RIYADH: Egypt has set an initial yield of 11.625 percent for the sale of its three-year, dollar-denominated sukuk on Tuesday as part of the country’s measures to defuse its foreign exchange crisis.
The sukuk will be of benchmark size or in the range of $500 million, according to a document reviewed by Reuters.
Egypt’s finance minister Mohamed Maait told the agency in December that the country was targeting between $1.5 billion and $2.5 billion from its first sovereign sukuk.
To be listed on the London Stock Exchange, the sukuk will be issued through The Egyptian Financial Co. for Sovereign Taskeek, with the finance ministry as the obligor.

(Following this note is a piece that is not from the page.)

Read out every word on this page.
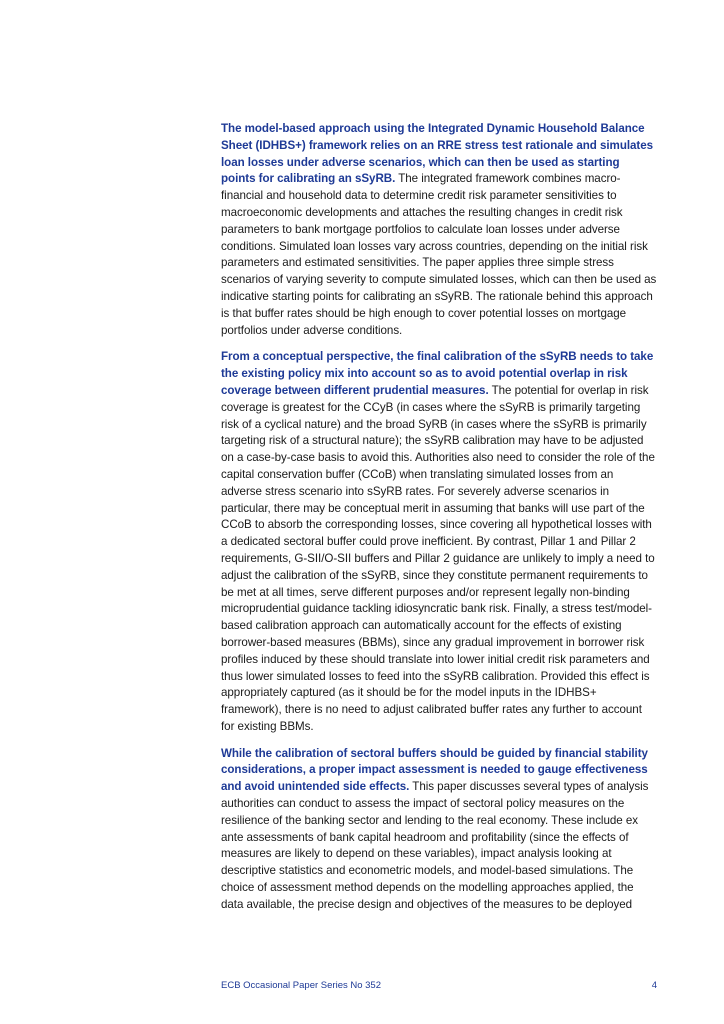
The model-based approach using the Integrated Dynamic Household Balance Sheet (IDHBS+) framework relies on an RRE stress test rationale and simulates loan losses under adverse scenarios, which can then be used as starting points for calibrating an sSyRB. The integrated framework combines macro-financial and household data to determine credit risk parameter sensitivities to macroeconomic developments and attaches the resulting changes in credit risk parameters to bank mortgage portfolios to calculate loan losses under adverse conditions. Simulated loan losses vary across countries, depending on the initial risk parameters and estimated sensitivities. The paper applies three simple stress scenarios of varying severity to compute simulated losses, which can then be used as indicative starting points for calibrating an sSyRB. The rationale behind this approach is that buffer rates should be high enough to cover potential losses on mortgage portfolios under adverse conditions.

From a conceptual perspective, the final calibration of the sSyRB needs to take the existing policy mix into account so as to avoid potential overlap in risk coverage between different prudential measures. The potential for overlap in risk coverage is greatest for the CCyB (in cases where the sSyRB is primarily targeting risk of a cyclical nature) and the broad SyRB (in cases where the sSyRB is primarily targeting risk of a structural nature); the sSyRB calibration may have to be adjusted on a case-by-case basis to avoid this. Authorities also need to consider the role of the capital conservation buffer (CCoB) when translating simulated losses from an adverse stress scenario into sSyRB rates. For severely adverse scenarios in particular, there may be conceptual merit in assuming that banks will use part of the CCoB to absorb the corresponding losses, since covering all hypothetical losses with a dedicated sectoral buffer could prove inefficient. By contrast, Pillar 1 and Pillar 2 requirements, G-SII/O-SII buffers and Pillar 2 guidance are unlikely to imply a need to adjust the calibration of the sSyRB, since they constitute permanent requirements to be met at all times, serve different purposes and/or represent legally non-binding microprudential guidance tackling idiosyncratic bank risk. Finally, a stress test/model-based calibration approach can automatically account for the effects of existing borrower-based measures (BBMs), since any gradual improvement in borrower risk profiles induced by these should translate into lower initial credit risk parameters and thus lower simulated losses to feed into the sSyRB calibration. Provided this effect is appropriately captured (as it should be for the model inputs in the IDHBS+ framework), there is no need to adjust calibrated buffer rates any further to account for existing BBMs.

While the calibration of sectoral buffers should be guided by financial stability considerations, a proper impact assessment is needed to gauge effectiveness and avoid unintended side effects. This paper discusses several types of analysis authorities can conduct to assess the impact of sectoral policy measures on the resilience of the banking sector and lending to the real economy. These include ex ante assessments of bank capital headroom and profitability (since the effects of measures are likely to depend on these variables), impact analysis looking at descriptive statistics and econometric models, and model-based simulations. The choice of assessment method depends on the modelling approaches applied, the data available, the precise design and objectives of the measures to be deployed

ECB Occasional Paper Series No 352	4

Joint lead managers and book runners on the sukuk are Abu Dhabi Islamic Bank, Citi, Credit Agricole, Emirates NBD Capital, First Abu Dhabi Bank and HSBC, the document on the deal revealed.
The cash-strapped nation also faces a $1.25 billion Eurobond repayment on Feb. 21, and a successful sukuk issue could help repay the debt.
The country will also need to mobilize funds from its global partners to close a $17 billion financing gap in the coming years, the International Monetary Fund said last month.
The Washington-based lender approved a 46-month arrangement of $3 billion under the Extended Fund Facility for the North African country to preserve macroeconomic stability, restore buffers and pave the way for inclusive and private sector growth.
The policy package supported by the EFF aims to unlock substantial additional financing from Egypt’s partners, including non-traditional financing in the form of investments.
Egypt is facing exceptional balance of payments pressures, including spillovers from the war in Ukraine. In particular, the war has led to lost tourism receipts and a higher food import bill.
It also triggered a large capital outflow amid the authorities’ stabilization of the exchange rate, which led to significant reserve losses.
Additionally, given that Egypt has already exceeded the normal access limit under the standby arrangement, access to financing under an EFF arrangement will require exceptional access.
Meanwhile, Moody’s Investors Service recently downgraded the nation’s sovereign credit rating deeper into junk territory, warning it will take time to reduce its vulnerability to external risks.